Maria: a tornado of energy | Sport for All

Thanks to sport, Maria learnt how to manage her emotions and how to relate in a group

Maria’s story, told by a Vivi Basket educator, part of the Spor for All project, is a concrete example of how sport can make positive protagonists of one’s life.

“Maria has been with Vivi Basket since she was eight years old. She immediately jumped to the eye for her vitality, she never stopped. She competed with the older boys and girls without any problems, even when she returned to the gym after the pandemic, she had not lost her characteristics. On the first day he hugged us all and began: ‘I couldn’t stand being without basketball anymore’.

Same smile, desire to run and play, the real difference in the last period was that she was growing up, no longer a child but a teenager. Just last year she began to relate to us differently, it happened that she brusquely shushed a teammate who was talking about her family and shortly afterwards a flash of sadness passed through her eyes.

At the end of the training session I asked her how her family was made up and without any uncertainty she began to tell me: “my father is…” and she made the gesture of an open hand in front of her face (he was in prison), “my older brother…” and repeated the previous gesture, “my other brother studies in Padua and my mother’s partner works here in Naples. My mother is this one…’ and he introduced her to me!

Mum always comes to training and every now and then, when she is free from work, her partner comes too. I was surprised, and realised the difficulties Maria faced on a relational-familiar level, at the same time I was struck by her apparent calmness in telling me everything.

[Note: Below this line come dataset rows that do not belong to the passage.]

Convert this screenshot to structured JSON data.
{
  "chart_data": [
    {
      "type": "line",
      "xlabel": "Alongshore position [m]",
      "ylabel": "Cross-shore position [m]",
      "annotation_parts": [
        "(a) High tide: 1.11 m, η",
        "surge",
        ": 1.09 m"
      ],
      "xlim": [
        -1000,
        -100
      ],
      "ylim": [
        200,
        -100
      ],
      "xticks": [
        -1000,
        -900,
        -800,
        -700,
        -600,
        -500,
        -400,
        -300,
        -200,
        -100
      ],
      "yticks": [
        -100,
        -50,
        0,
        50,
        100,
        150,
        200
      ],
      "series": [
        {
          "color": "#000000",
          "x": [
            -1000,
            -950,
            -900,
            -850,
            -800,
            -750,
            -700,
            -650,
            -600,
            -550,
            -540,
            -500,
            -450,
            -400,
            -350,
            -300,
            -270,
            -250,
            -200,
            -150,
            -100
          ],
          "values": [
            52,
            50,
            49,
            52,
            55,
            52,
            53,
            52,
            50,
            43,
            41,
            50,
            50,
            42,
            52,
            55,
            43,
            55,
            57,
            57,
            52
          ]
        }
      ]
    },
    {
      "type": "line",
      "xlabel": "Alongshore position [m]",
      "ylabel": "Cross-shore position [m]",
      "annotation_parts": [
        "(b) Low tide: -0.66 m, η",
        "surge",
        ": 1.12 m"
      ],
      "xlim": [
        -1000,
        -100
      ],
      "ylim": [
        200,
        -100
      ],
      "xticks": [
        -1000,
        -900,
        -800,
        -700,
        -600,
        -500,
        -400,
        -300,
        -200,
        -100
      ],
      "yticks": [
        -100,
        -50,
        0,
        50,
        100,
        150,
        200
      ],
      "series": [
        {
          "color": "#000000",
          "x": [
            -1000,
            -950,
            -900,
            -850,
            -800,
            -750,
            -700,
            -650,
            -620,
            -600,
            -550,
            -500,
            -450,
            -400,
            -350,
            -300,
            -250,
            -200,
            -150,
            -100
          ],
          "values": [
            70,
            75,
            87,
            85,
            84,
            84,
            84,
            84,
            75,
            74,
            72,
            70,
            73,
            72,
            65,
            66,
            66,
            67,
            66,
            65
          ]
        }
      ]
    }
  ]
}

Maria systematically speaks in dialect, although she can speak perfectly in Italian, and our intervention was to encourage her companions to speak to her in Italian. The reality is that there is a sort of laziness in her to do things she does not like, although she is an intelligent girl, only when stimulated does she do everything.

An incredible agonist, she gets angry if things don’t go as she would like, the instructor’s interventions are really about the relationship in play with her classmates.

In December I learnt that she was doing badly at school, out of a form of rebellion against the school system, I found out that to help her organise herself she had a teacher, and her fear is that, finishing middle school, she might lose this person with whom she finds certainty and serenity.

“For me, basketball is everything, I like running with the ball, making baskets but above all winning!” says Maria. With the Orsa Maggiore educators, with whom we collaborate in our projects, and thanks to the support of the Fondazione Milan, we started a path of growth through sport to stimulate her and make her independent. Since then she has come to tell us about every school success. Her current family supports her but it is clear that dealing with school and adolescence at the same time is not easy.

Basketball for her is very important, it is an important tool for growth, we are working precisely on self-confidence, in the simplest things, in the relationship with her teammates, even among the older ones, who follow her mesmerised by her energy, but above all in respecting the rules.

For Maria, rules must be respected according to who proposes them, rebellion reactions are frequent and must be managed with a direct relationship in which we try to make her understand what is happening and that her reaction must not be violent.”

Fondazione Milan is committed to giving a chance of redemption to many young people who, for different reasons, risk being isolated and lost in delicate phases of life such as adolescence. Sport therefore intervenes as a tool for change to help young people, like Maria, who face difficult moments in their growth path.